Гессе уходил, а спустя час Архаров гнал за ним вестового и говорил опять то же самое. Гессе, в свою очередь, объезжал полковых командиров и вселял в них страх и трепет своим зловещим видом.

— И потом, — оканчивал он свои предупреждения у каждого командира, — государь не в своем духе сегодня!

Этих слов достаточно было, чтобы внушить трепет.

Государь не в духе! Это значит, что старый полковник может в одну минуту стать рядовым, а послезавтра быть уже по дороге в Сибирь. Такие примеры бывали.

И полковые командиры, собрав офицеров, нагоняли на них страх, а те, в свою очередь, пугали солдат, последние же превращались буквально в мучеников.

Весь день по всем казармам шло строевое учение. Шеренга солдат вытягивала ногу и стояла недвижно, а поседевший на службе какой-нибудь капитан, присев на корточки, внимательно высматривал, на одной ли высоте все солдатские подошвы. По десять раз делались ружейные артикулы, и капитан чутким ухом прислушивался: ладно ли звенят все ружейные части, которые для большого звона приказывали слегка развинчивать. Поручики внимательно следили, все ли пригнали к месту, все ли вычищено, выбелено, все ли блестит, потому что зоркий глаз императора высматривал иногда самый ничтожный пустяк, и из-за него гибла карьера молодых поручиков.

В казармах Нижегородского драгунского полка происходило то же, что и в других. На дворе шло ученье, в казармах спешно готовили амуницию, собравшиеся в кордегардии офицеры тревожно беседовали между собой.

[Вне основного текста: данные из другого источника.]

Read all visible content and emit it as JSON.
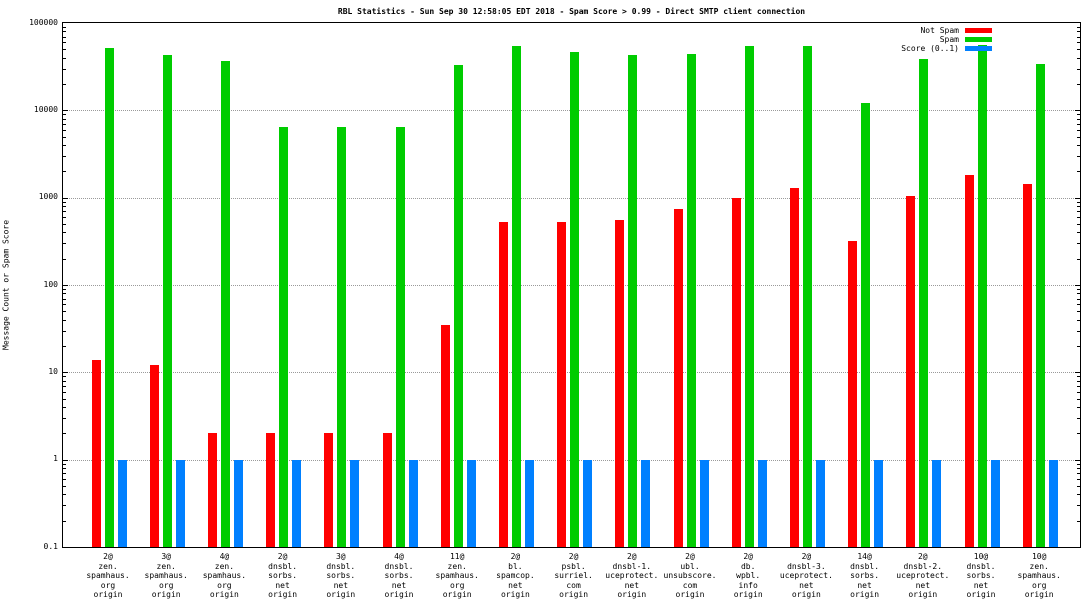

Статный красивый офицер Ермолин с хвастливостью произнес:

— Я много слышал про государя. С ним нужна только смелость. Я не боюсь, что назначен ординарцем.

— Ну, смелость смелостью, но и счастье надобно, — сказал маленький, худощавый офицер, — вон в Петербурге Ермилов из Семеновского полка…

— Знаю! — перебил брюнет. — Такой видный малый. Что же с ним?

— А в рядовых теперь!

— Как так? — воскликнуло несколько голосов.

— А очень просто. Назначен был вахт-парад. В январе было. Мороз — смерть. Ермилов вздумал отличиться и без перчаток пошел. Ну, государь сразу заметил. Улыбнулся и говорит: "Молодец, поручик!". Тот гаркнул: "Рад стараться!" — и пошел. Идет, ногу выпрямляет, подошвой шаг выбивает, любо! Государь опять отличил: "Похвально, — говорит, — капитан!". Ермилов опять: "Рад стараться!" — и пуще старается. Государь еще похвалил. "Благодарю, — говорит, — майор!". Бог знает, может, Ермилов в этот день до генерала дошел бы, только вдруг как споткнется он, да плашмя на землю! Государь сразу: "Негодяй! Неуч! В рядовые! Из строя вон!". Вот тебе и генерал.

Все кругом засмеялись, но вместе с тем каждому стало словно не по себе. Старый капитан вздохнул и покачал головой.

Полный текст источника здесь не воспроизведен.